Cosa passa e cosa resta dopo l’arrivo inaspettato dell’emergenza Covid-19?

“Passa l’essere legati soprattutto agli artisti italiani, perché è come se non ci si rendesse conto che dovremmo lavorare un po’ tutti insieme. Quelle bellissime parole dette durante la pandemia, sono rimaste solo parole: molti tecnici in questi ultimi due anni hanno dovuto cambiare lavoro. Non c’ è stato più modo di frequentare i live club e scoprire nuovi talenti. Quello che rimane e rimarrà sarà sempre è la voglia di stare sotto un palco a scoprire nuova musica ed ascoltare la propria musica preferita. Gli esperimenti degli eventi musicali online sono stati deleteri. Infine resta o meglio ritorna, e ne siamo felicissimi, finalmente il poter riportare la musica a casa, all’ interno del Castello di Milazzo che da sempre ci ha ospitato.”

Cosa aspettarsi dalla VI edizione del MishMash Festival?

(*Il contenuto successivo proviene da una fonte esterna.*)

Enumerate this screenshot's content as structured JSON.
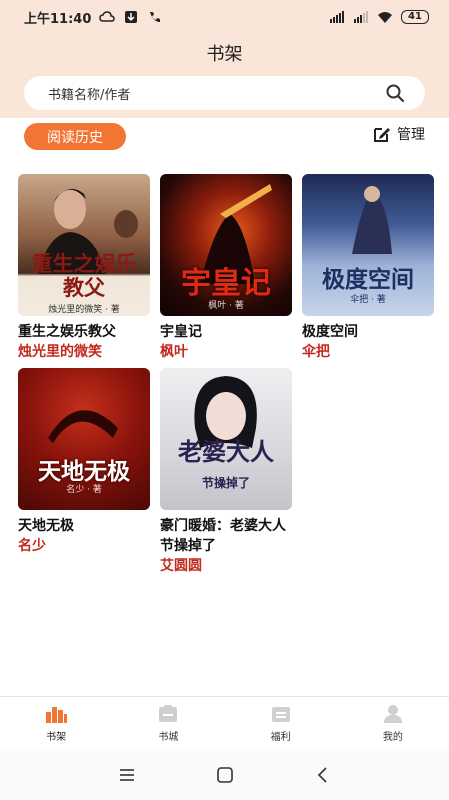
{
  "status_bar": {
    "time": "上午11:40",
    "battery": "41"
  },
  "header": {
    "title": "书架"
  },
  "search": {
    "placeholder": "书籍名称/作者"
  },
  "toolbar": {
    "history_label": "阅读历史",
    "manage_label": "管理"
  },
  "books": [
    {
      "title": "重生之娱乐教父",
      "author": "烛光里的微笑",
      "cover_title": "重生之娱乐教父",
      "cover_author": "烛光里的微笑 · 著"
    },
    {
      "title": "宇皇记",
      "author": "枫叶",
      "cover_title": "宇皇记",
      "cover_author": "枫叶 · 著"
    },
    {
      "title": "极度空间",
      "author": "伞把",
      "cover_title": "极度空间",
      "cover_author": "伞把 · 著"
    },
    {
      "title": "天地无极",
      "author": "名少",
      "cover_title": "天地无极",
      "cover_author": "名少 · 著"
    },
    {
      "title": "豪门暖婚：老婆大人节操掉了",
      "author": "艾圆圆",
      "cover_title": "老婆大人",
      "cover_author": "节操掉了"
    }
  ],
  "nav": [
    {
      "label": "书架",
      "active": true
    },
    {
      "label": "书城",
      "active": false
    },
    {
      "label": "福利",
      "active": false
    },
    {
      "label": "我的",
      "active": false
    }
  ],
  "colors": {
    "accent": "#f37533",
    "author_red": "#c32a1f",
    "header_bg": "#f9e6d8"
  }
}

“Questo per noi è un anno di transizione, per la prima volta abbiamo volutamente degli artisti stranieri nella nostra line up. L’Ypsig per noi è IL FESTIVAL, si può considerare tra i tre festival più importanti in Italia anche solo per il lavoro che c’ è dietro, e di conseguenza è il modello a cui, nel bene e nel male, ci siamo sempre ispirati. La nostra volontà è quella di portare dei gruppi che difficilmente si possono ascoltare e vedere in Sicilia, anche perché il panorama musicale attuale italiano è abbastanza fermo e ripetitivo, per non parlare del fatto che una volta rotta la bolla dell’indie è difficile stare dietro a certi artisti anche solo per il loro cachet. Inoltre, come sempre, cerchiamo di dare un’esperienza di Festival e non di singoli eventi, e la serata internazionale di lunedì 8 di quest’ anno ne è la prova. La giornata del 10, invece, sarà una giornata inedita per noi, perché abbiamo deciso di fare tanti piccoli eventi sparsi in cui ci sarà anche la possibilità di fare delle visite guidate al castello o nell’ area marina protetta e tante altre attività sul territorio. In Sicilia abbiamo la fortuna di poter organizzare Festival in dei posti molto belli ed è giusto valorizzarli e farli conoscere per come si deve.”